Problème, la Banque d’Algérie formulait aussitôt, et sans aucune ambiguïté, de sérieux doutes sur l’efficacité de ces dépenses supplémentaires. « Il est utile d’observer que la forte hausse des dépenses budgétaires totales est liée, pour l’essentiel, à celle des opérations en capital (dotation des comptes d’affectation spéciale, bonifications des taux d’intérêt, règlement des créances sur l’Etat et contribution du budget de l’Etat au profit de la CNAS) et beaucoup moins aux dépenses d’investissement de l’Etat », notait la Banque centrale.

Explications : la plus grande partie des dépenses publiques d’ « équipements » supplémentaires ont été consacrées au premier semestre au paiement des retraites, qui vont absorber 800 milliards de dinars en provenance du budget de l’Etat cette année, et au paiement des arriérés dus aux entreprises pour lesquels on parle de 500 milliards de dinars.

Les hydrocarbures plombent la croissance

Le deuxième handicap dont souffre la croissance de l’économie algérienne est lié aux performances récentes du secteur des hydrocarbures. Il s’agit d’un domaine dans lequel, la communication officielle se montre très avare en informations et encore plus en explications.

Ce qu’on sait avec une relative certitude, c’est que la production du secteur est en baisse régulière depuis plus d’une décennie ; la première diminution sensible ayant été enregistrée en 2006. Depuis cette date des estimations d’experts évaluent la réduction cumulée de la production du secteur à plus de 20%.

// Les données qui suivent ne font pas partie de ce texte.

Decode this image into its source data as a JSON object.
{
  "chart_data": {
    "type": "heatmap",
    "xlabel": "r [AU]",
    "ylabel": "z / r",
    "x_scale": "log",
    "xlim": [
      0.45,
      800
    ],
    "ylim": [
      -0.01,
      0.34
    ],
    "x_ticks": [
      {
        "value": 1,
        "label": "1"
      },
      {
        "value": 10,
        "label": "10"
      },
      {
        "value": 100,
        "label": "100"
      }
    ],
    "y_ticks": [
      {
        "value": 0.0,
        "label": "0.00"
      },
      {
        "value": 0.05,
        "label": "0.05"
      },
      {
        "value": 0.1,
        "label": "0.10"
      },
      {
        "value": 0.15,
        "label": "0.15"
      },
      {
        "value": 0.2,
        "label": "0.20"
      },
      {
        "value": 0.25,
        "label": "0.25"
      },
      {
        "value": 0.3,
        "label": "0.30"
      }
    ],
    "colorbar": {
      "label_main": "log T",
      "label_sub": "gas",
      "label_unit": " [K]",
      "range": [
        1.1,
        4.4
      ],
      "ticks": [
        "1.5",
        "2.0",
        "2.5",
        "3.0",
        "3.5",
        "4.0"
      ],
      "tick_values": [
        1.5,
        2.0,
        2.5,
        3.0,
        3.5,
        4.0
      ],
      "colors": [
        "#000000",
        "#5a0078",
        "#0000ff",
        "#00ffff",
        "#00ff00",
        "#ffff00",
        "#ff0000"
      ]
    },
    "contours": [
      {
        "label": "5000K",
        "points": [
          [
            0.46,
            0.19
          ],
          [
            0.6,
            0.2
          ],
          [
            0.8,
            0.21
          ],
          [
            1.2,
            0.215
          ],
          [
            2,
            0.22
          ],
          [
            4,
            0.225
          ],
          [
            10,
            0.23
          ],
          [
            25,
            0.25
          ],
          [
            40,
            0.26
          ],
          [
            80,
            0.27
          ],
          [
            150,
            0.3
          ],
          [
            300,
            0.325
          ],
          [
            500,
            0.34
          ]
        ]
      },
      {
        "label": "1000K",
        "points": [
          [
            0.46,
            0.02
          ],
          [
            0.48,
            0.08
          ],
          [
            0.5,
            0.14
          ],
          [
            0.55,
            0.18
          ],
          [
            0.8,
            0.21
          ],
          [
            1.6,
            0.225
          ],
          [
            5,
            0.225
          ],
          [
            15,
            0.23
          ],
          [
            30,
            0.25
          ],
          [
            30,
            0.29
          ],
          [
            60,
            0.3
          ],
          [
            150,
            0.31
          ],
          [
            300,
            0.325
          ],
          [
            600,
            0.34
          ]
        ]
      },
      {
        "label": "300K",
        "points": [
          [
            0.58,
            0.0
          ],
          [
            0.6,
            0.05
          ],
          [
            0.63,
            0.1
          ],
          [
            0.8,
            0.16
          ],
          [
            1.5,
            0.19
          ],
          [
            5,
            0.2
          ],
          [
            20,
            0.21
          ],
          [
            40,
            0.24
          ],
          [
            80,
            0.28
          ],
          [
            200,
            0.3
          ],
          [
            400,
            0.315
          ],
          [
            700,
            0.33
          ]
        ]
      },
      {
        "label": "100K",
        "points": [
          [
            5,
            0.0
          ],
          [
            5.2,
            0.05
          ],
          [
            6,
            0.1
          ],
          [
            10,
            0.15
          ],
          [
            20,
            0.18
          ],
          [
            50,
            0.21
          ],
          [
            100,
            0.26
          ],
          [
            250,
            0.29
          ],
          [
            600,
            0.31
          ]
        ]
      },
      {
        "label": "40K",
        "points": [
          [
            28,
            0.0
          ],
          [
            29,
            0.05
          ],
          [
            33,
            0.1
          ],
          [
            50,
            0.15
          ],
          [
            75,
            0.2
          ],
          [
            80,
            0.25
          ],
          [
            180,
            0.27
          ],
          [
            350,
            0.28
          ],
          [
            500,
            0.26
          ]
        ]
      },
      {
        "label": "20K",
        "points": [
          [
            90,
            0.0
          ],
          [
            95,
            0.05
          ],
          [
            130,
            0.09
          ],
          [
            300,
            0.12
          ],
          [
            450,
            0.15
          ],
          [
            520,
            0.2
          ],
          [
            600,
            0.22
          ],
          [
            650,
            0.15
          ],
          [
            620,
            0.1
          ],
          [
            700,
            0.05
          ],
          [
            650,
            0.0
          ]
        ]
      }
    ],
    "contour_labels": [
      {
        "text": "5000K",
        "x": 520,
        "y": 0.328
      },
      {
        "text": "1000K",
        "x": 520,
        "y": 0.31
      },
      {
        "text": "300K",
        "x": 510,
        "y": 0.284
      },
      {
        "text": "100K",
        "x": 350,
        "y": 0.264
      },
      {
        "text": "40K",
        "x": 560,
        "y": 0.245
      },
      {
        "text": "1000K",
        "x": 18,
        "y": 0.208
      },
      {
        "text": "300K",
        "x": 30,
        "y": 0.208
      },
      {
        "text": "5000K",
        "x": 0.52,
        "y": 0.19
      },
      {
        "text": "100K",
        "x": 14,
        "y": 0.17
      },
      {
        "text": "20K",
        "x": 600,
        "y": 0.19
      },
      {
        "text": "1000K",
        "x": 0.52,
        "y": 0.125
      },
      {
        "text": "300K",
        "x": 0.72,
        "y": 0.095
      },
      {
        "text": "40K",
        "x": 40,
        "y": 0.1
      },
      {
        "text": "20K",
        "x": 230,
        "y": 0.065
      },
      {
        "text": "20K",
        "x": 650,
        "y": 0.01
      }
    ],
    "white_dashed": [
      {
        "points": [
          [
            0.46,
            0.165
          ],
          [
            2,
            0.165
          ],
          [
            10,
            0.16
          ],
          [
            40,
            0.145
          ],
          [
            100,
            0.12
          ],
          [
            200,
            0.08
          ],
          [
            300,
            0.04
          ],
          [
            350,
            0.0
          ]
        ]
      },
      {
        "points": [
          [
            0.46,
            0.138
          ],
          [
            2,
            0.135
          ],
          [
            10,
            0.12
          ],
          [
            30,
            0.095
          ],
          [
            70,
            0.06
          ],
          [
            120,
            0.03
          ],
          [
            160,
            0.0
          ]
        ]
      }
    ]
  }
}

Un redressement sensible de la production, mesuré à près de 8%, avait été enregistré, pour la première fois depuis près de 10 ans, en 2016 et avait fait naître beaucoup d’espoirs. Malheureusement depuis l’année dernière la production du secteur est de nouveau repartit à la baisse dans des proportions importantes en plombant en même temps les résultats de la croissance économique.

C’est ainsi que l’ONS annonçait déjà très officiellement au dernier trimestre 2017 une baisse de la production du secteur de plus de 9%. Les 8,2% de réduction de la production annoncés hier pour le deuxième trimestre 2018 s’inscrivent dans la même tendance.

C’est en vain qu’on chercherait des explications officielles à ces résultats inquiétants. La communication gouvernementale aussi bien que celle de Sonatrach sont complètement muette sur ce chapitre, voire à la limite du mensonge. On trouvera plutôt des éléments d’explications assez convaincants dans les analyses d’un organisme comme la Coface dont le métier est d’évaluer les risques pays.

Dans son « Guide 2018 » publié au printemps dernier, la Compagnie française d’assurance pour le commerce extérieur estimait que « dans le secteur des hydrocarbures, la reconduction des quotas dans le cadre de l’accord OPEP – non OPEP devrait limiter la croissance d’un secteur pétrolier algérien déjà pénalisée par le manque d’investissement et l’arrivée à maturité de certains champs ».

Elle ajoutait : « une nouvelle loi visant à accroître l’attractivité du secteur auprès des investisseurs étrangers en limitant les restrictions imposées aux compagnies étrangères devrait être mise en place en 2018 mais ses effets ne devraient pas être visibles à court terme ».